O défice de alimentos é uma questão estrutural que se deve aliar a vários outros factores de crise. Insistir em soluções de remendo, procurando resolver gargalos conjunturais, é deitar dinheiro fora. Quase vinte anos de reconstrução nacional assim o atestam. Actualmente a nossa superfície anual cultivada é de cerca de cinco milhões de hectares, para alimentar uma população que excedeu os 30 milhões. Nos primeiros anos da década de 70 eram cultivados cerca de quatro milhões de hectares (menos um quinto) para uma população que andaria à volta de sete a oito milhões (cerca de seis vezes menos), em números aproximados devido à crónica debilidade estatística.

Esta situação poderia não ser problemática se tivesse havido um avanço tecnológico que permitisse aumentos significativos de produtividade, o que não foi, nem é, o caso. Na verdade, mais de 70% da superfície cultivada é trabalhada ainda com a enxada, uma percentagem semelhante à dos mencionados anos 70, o que exige um enorme dispêndio de energias que os geralmente idosos agricultores não possuem. O consumo de fertilizantes por habitante era nesses anos 70 de 1,58 quilos (25,52 na África do Sul) e hoje temos 7 quilos para Angola contra 67 quilos da Zâmbia (!). Deste modo, as produtividades e as produções têm de ser forçosamente baixas.

É isto que explica a estagnação económica dos municípios do interior, o que aliado aos precários ou inexistentes sistemas de educação e de saúde locais, explica também a migração dos jovens das áreas rurais para as cidades, pois tais jovens não se sentem nada atraídos pela estagnação tecnológica da agricultura. Chegados aos centros urbanos sentem-se frustrados por não conseguirem empregos, nem centro de ensino ao seu alcance, nem serviços sociais básicos. São esses jovens frustrados - aqui, sim, aplicam-se as infelizes palavras de José Eduardo dos Santos numa célebre entrevista à SIC portuguesa - os principais actores da onda de crimes que se verificam, principalmente em Luanda e Benguela, como o atestam a maioria das reportagens da TPA e da Zimbo e pode ser confirmado pelos órgãos policiais.
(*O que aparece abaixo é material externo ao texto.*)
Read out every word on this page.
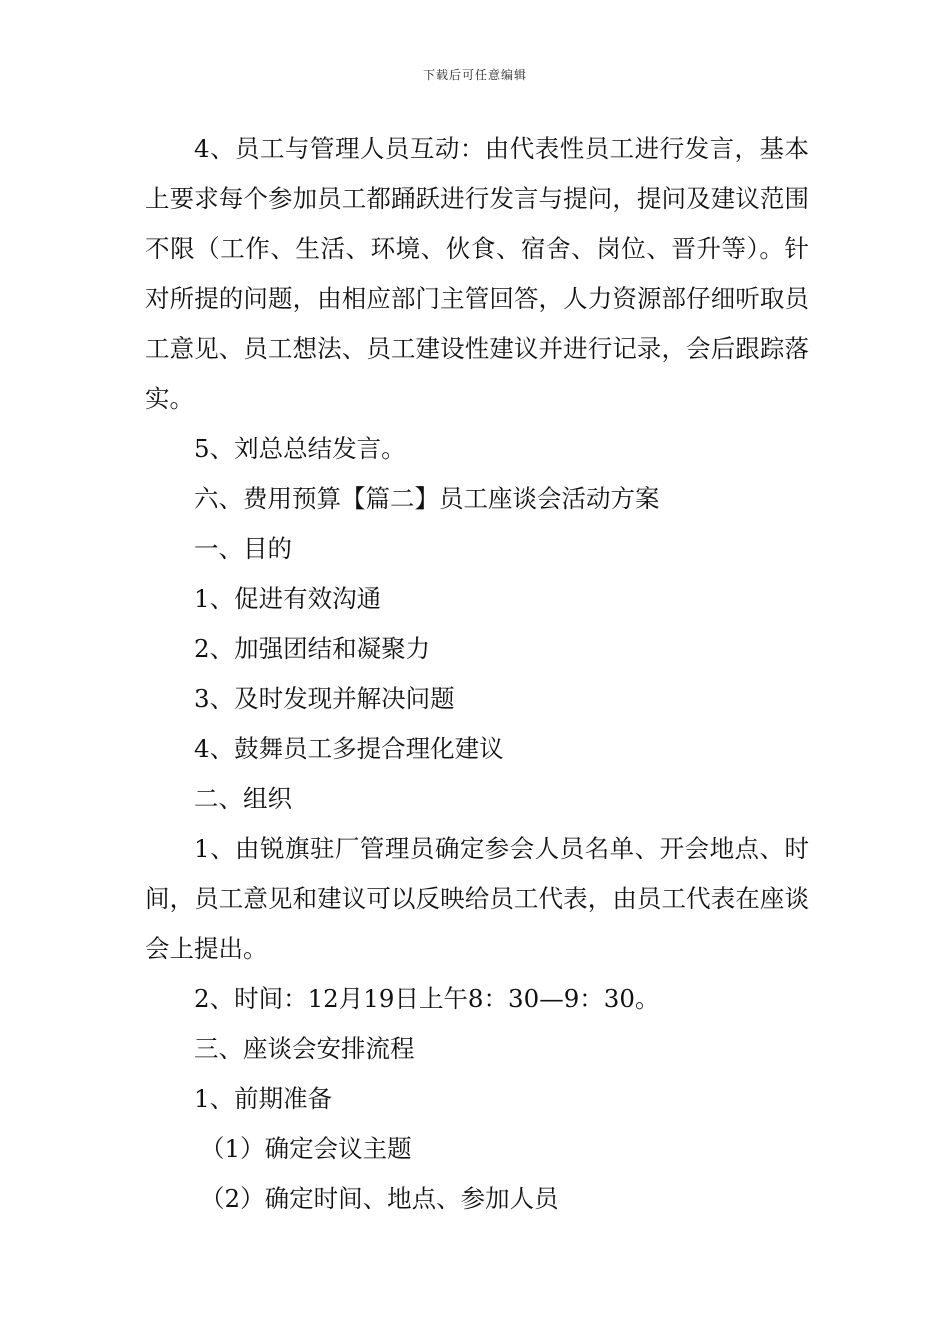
下载后可任意编辑

4、员工与管理人员互动：由代表性员工进行发言，基本上要求每个参加员工都踊跃进行发言与提问，提问及建议范围不限（工作、生活、环境、伙食、宿舍、岗位、晋升等）。针对所提的问题，由相应部门主管回答，人力资源部仔细听取员工意见、员工想法、员工建设性建议并进行记录，会后跟踪落实。

5、刘总总结发言。

六、费用预算【篇二】员工座谈会活动方案

一、目的

1、促进有效沟通

2、加强团结和凝聚力

3、及时发现并解决问题

4、鼓舞员工多提合理化建议

二、组织

1、由锐旗驻厂管理员确定参会人员名单、开会地点、时间，员工意见和建议可以反映给员工代表，由员工代表在座谈会上提出。

2、时间：12月19日上午8：30—9：30。

三、座谈会安排流程

1、前期准备

（1）确定会议主题

（2）确定时间、地点、参加人员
Este quadro não poderá ser alterado com medidas paliativas, mas apenas com uma profunda revisão da visão de desenvolvimento e das políticas públicas, traduzidas em Orçamentos Gerais do Estado amigos da luta contra a pobreza e da diversificação efectiva da economia, com base na promoção e apoio a micro e pequenas empresas nos municípios, para que o círculo vicioso da pobreza e da fome se transforme num efectivo círculo virtuoso do desenvolvimento local. Um dos eixos de um orçamento deste tipo deve ser a criação ou o reforço de capacidades das instituições públicas e privadas locais. É preciso que se entenda, de modo definitivo, que o investimento em capacidades nos sectores, da educação, da saúde e da agricultura é mesmo investimento e não uma mera despesa. É isto que é urgente e prioritário.
Direitos cívicos e políticos ou económicos e sociais só poderão ser concretizados com cidadania e com instituições fortes sustentadas por cidadãos patriotas e solidários. Estejamos a falar de instituições públicas ou privadas, de partidos políticos ou de organizações da sociedade civil. A convivência e confluência de interesses nobres são vitais para que uma nação não falhe como têm falhado tantas.

Finalmente, solidarizo-me com quantos, indivíduos e instituições, como a CEAST, curiosamente a única religiosa, manifestaram perda de confiança na justiça por interferências políticas. Este foi o facto político mais importante no mês, e não pode ter sido tratado como foi pela comunicação social pública, que insiste em não permitir que os angolanos tenham direito a uma informação isenta e de qualidade. n
PS - Na minha última conversa (Novo Jornal de 17/9/21) mencionei, por lapso, que a minha fonte sobre uma determinada opinião era o semanário Expansão de 10/9/21. Na verdade, a fonte era o próprio Novo Jornal com a mesma data. Pelo lapso as minhas desculpas aos leitores, bem como a todas as partes que se sentiram lesadas.